Stephanie Smith and Edward Stewart
In Camera
Guest curated by Michèle Thériault
13 January – 20 February 2000

Stephanie Smith and Edward Stewart began collaborating in 1992 after they met at the Rijksakadamie in Amsterdam. The Glasgow-based artists produce works in video in which their bodies are both object and subject. Representing themselves together or on separate screens and monitors, the artists present a succession of mises en scène in which they subject their bodies to extreme sensory actions.

Stark, simple and intense, their work explores the transgressive possibilities of communication between two people. The scale of their video projections and the invasive use of amplified sound generate for the viewer a bodily and sensory relationship to these installations. Our senses are permeated by the physicality and intimacy of bodies repeatedly performing acts that blur the line between violence and passivity, dependence and sustenance, beauty and revulsion.

Smith/Stewart’s work in video explores new ground in the ongoing debate on issues relating to the body and sexuality in the play of desire and the senses. Their work also expands upon the body-centred and performance-based works done by American and Canadian artists in the seventies who were attracted to the immediacy and feedback capabilities of video. The two collaborative artists are further pushing the limits of the camera as self and intermediary.

Smith/Stewart have participated in numerous exhibitions in Europe and the United States, and recently were invited to the Melbourne Biennial, Australia.

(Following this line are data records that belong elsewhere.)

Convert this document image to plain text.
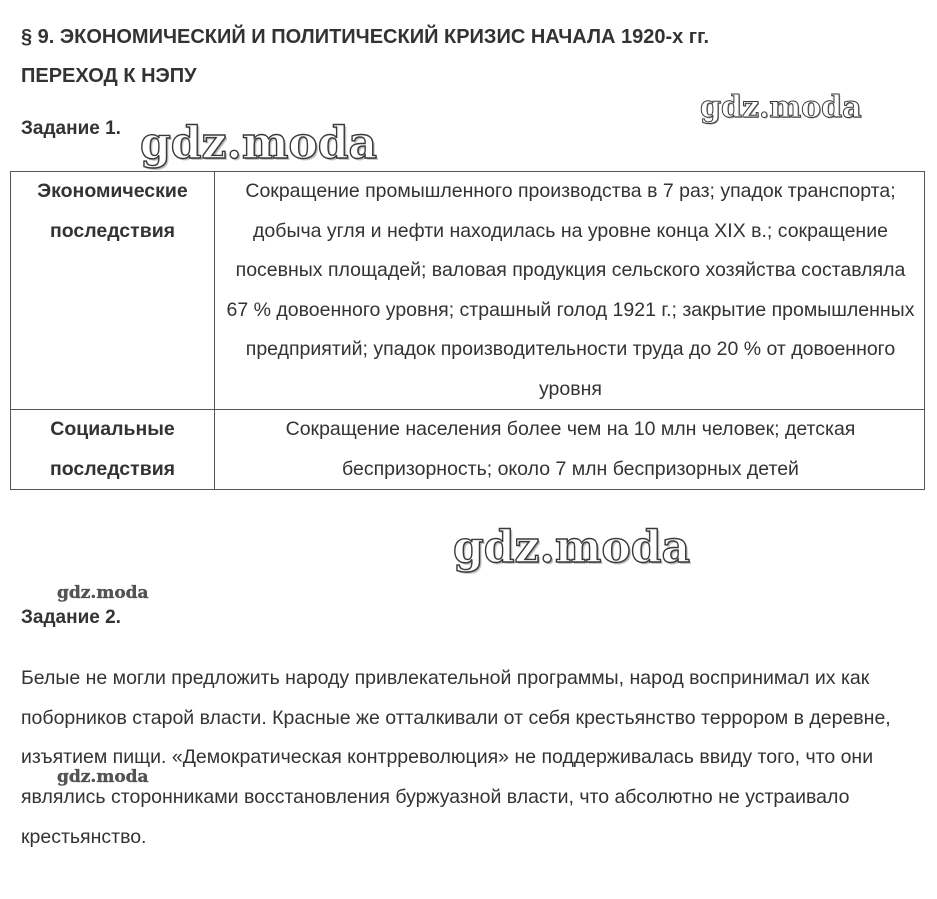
§ 9. ЭКОНОМИЧЕСКИЙ И ПОЛИТИЧЕСКИЙ КРИЗИС НАЧАЛА 1920-х гг.
ПЕРЕХОД К НЭПУ
Задание 1.
Экономические
последствия	Сокращение промышленного производства в 7 раз; упадок транспорта; добыча угля и нефти находилась на уровне конца XIX в.; сокращение посевных площадей; валовая продукция сельского хозяйства составляла 67 % довоенного уровня; страшный голод 1921 г.; закрытие промышленных предприятий; упадок производительности труда до 20 % от довоенного уровня

Социальные
последствия	Сокращение населения более чем на 10 млн человек; детская беспризорность; около 7 млн беспризорных детей
Задание 2.
Белые не могли предложить народу привлекательной программы, народ воспринимал их как поборников старой власти. Красные же отталкивали от себя крестьянство террором в деревне, изъятием пищи. «Демократическая контрреволюция» не поддерживалась ввиду того, что они являлись сторонниками восстановления буржуазной власти, что абсолютно не устраивало крестьянство.
gdz.moda
gdz.moda
gdz.moda
gdz.moda
gdz.moda
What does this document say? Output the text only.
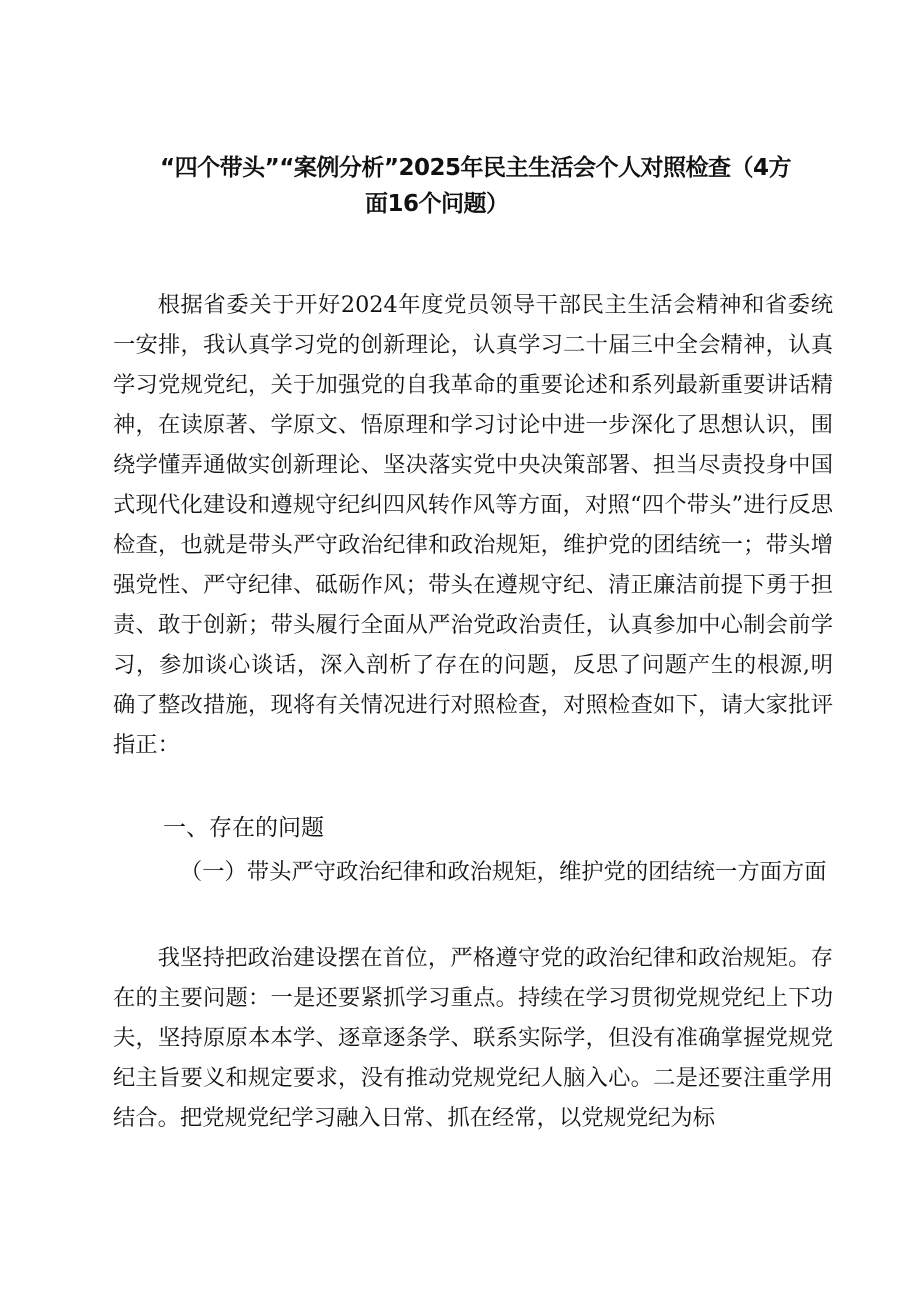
“四个带头”“案例分析”2025年民主生活会个人对照检查（4方
面16个问题）

根据省委关于开好2024年度党员领导干部民主生活会精神和省委统一安排，我认真学习党的创新理论，认真学习二十届三中全会精神，认真学习党规党纪，关于加强党的自我革命的重要论述和系列最新重要讲话精神，在读原著、学原文、悟原理和学习讨论中进一步深化了思想认识，围绕学懂弄通做实创新理论、坚决落实党中央决策部署、担当尽责投身中国式现代化建设和遵规守纪纠四风转作风等方面，对照“四个带头”进行反思检查，也就是带头严守政治纪律和政治规矩，维护党的团结统一；带头增强党性、严守纪律、砥砺作风；带头在遵规守纪、清正廉洁前提下勇于担责、敢于创新；带头履行全面从严治党政治责任，认真参加中心制会前学习，参加谈心谈话，深入剖析了存在的问题，反思了问题产生的根源,明确了整改措施，现将有关情况进行对照检查，对照检查如下，请大家批评指正：

一、存在的问题

（一）带头严守政治纪律和政治规矩，维护党的团结统一方面方面

我坚持把政治建设摆在首位，严格遵守党的政治纪律和政治规矩。存在的主要问题：一是还要紧抓学习重点。持续在学习贯彻党规党纪上下功夫，坚持原原本本学、逐章逐条学、联系实际学，但没有准确掌握党规党纪主旨要义和规定要求，没有推动党规党纪人脑入心。二是还要注重学用结合。把党规党纪学习融入日常、抓在经常，以党规党纪为标
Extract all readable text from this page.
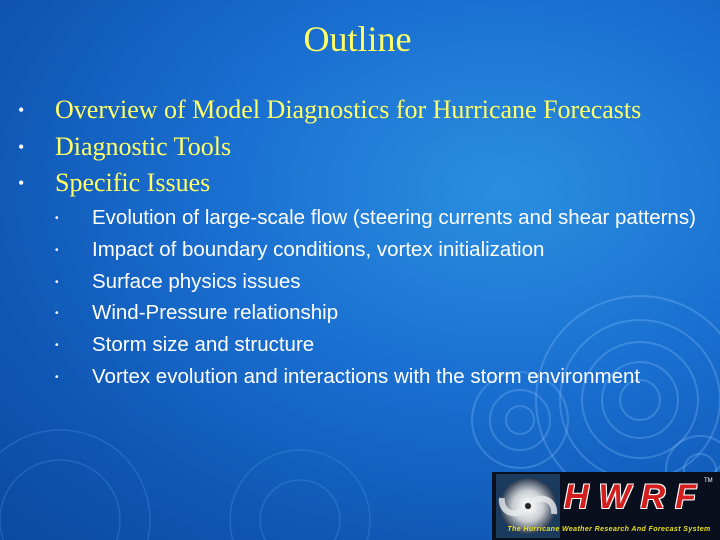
Outline
• Overview of Model Diagnostics for Hurricane Forecasts
• Diagnostic Tools
• Specific Issues
• Evolution of large-scale flow (steering currents and shear patterns)
• Impact of boundary conditions, vortex initialization
• Surface physics issues
• Wind-Pressure relationship
• Storm size and structure
• Vortex evolution and interactions with the storm environment
HWRF
TM
The Hurricane Weather Research And Forecast System
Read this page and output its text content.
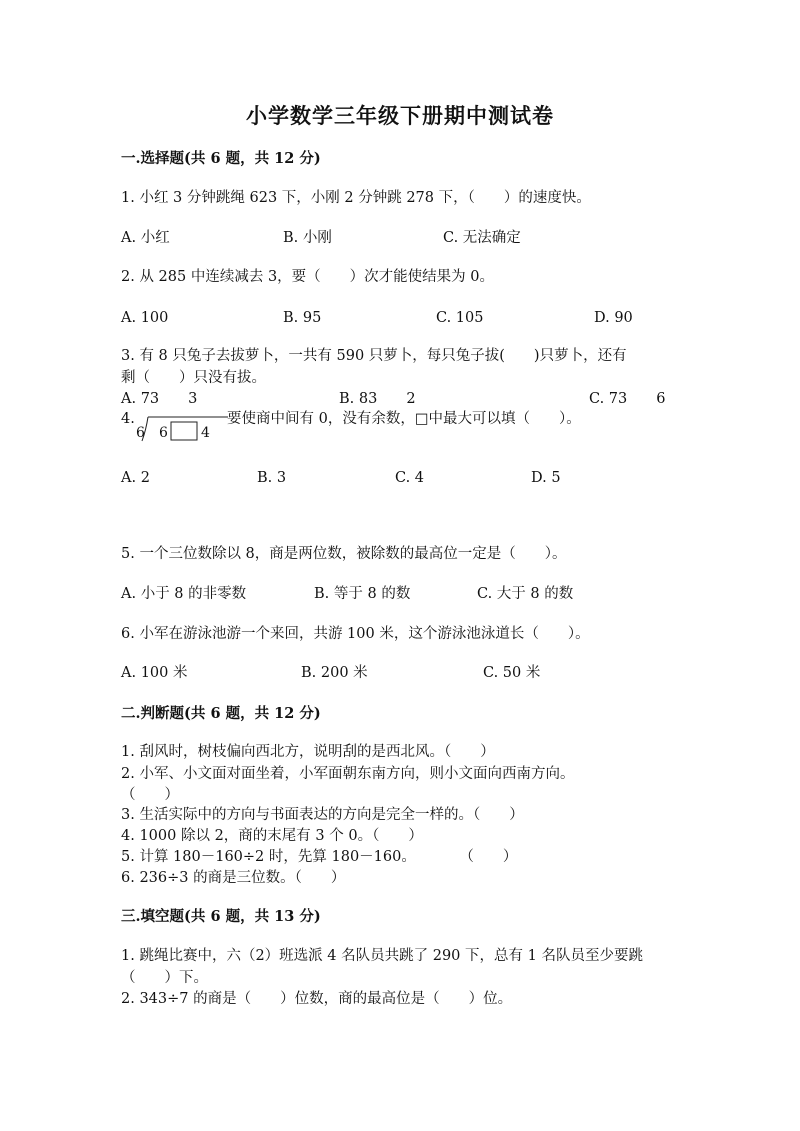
小学数学三年级下册期中测试卷
一.选择题(共 6 题，共 12 分)
1. 小红 3 分钟跳绳 623 下，小刚 2 分钟跳 278 下，（　　）的速度快。
A. 小红	B. 小刚	C. 无法确定
2. 从 285 中连续减去 3，要（　　）次才能使结果为 0。
A. 100	B. 95	C. 105	D. 90
3. 有 8 只兔子去拔萝卜，一共有 590 只萝卜，每只兔子拔(　　)只萝卜，还有
剩（　　）只没有拔。
A. 73　　3	B. 83　　2	C. 73　　6
4.
6 6 4
要使商中间有 0，没有余数，□中最大可以填（　　）。
A. 2	B. 3	C. 4	D. 5
5. 一个三位数除以 8，商是两位数，被除数的最高位一定是（　　）。
A. 小于 8 的非零数	B. 等于 8 的数	C. 大于 8 的数
6. 小军在游泳池游一个来回，共游 100 米，这个游泳池泳道长（　　）。
A. 100 米	B. 200 米	C. 50 米
二.判断题(共 6 题，共 12 分)
1. 刮风时，树枝偏向西北方，说明刮的是西北风。（　　）
2. 小军、小文面对面坐着，小军面朝东南方向，则小文面向西南方向。
（　　）
3. 生活实际中的方向与书面表达的方向是完全一样的。（　　）
4. 1000 除以 2，商的末尾有 3 个 0。（　　）
5. 计算 180－160÷2 时，先算 180－160。　　　　（　　）
6. 236÷3 的商是三位数。（　　）
三.填空题(共 6 题，共 13 分)
1. 跳绳比赛中，六（2）班选派 4 名队员共跳了 290 下，总有 1 名队员至少要跳
（　　）下。
2. 343÷7 的商是（　　）位数，商的最高位是（　　）位。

In 1998 they showed a series of video installations in a major solo exhibition at the Fruitmarket Gallery, Edinburgh, and in 1999 had solo exhibitions at the Kunstmuseum, Luzern, and Portikus, Frankfurt. This is their first exhibition in Canada.

During the opening reception on Thursday, January 13, 6-8pm, the gallery will host a public dialogue between Smith/Stewart and Lisa Gabrielle Mark. Lisa Gabrielle Mark is a writer, editor and curator based in Toronto. This brief, informal discussion will take place at 7pm in The Faculty Club, Room South 166 Ross Building (down the hall from the gallery). This exhibition is organized with the support of The Canada Council for the Arts, the British Council, and the National Gallery of Canada.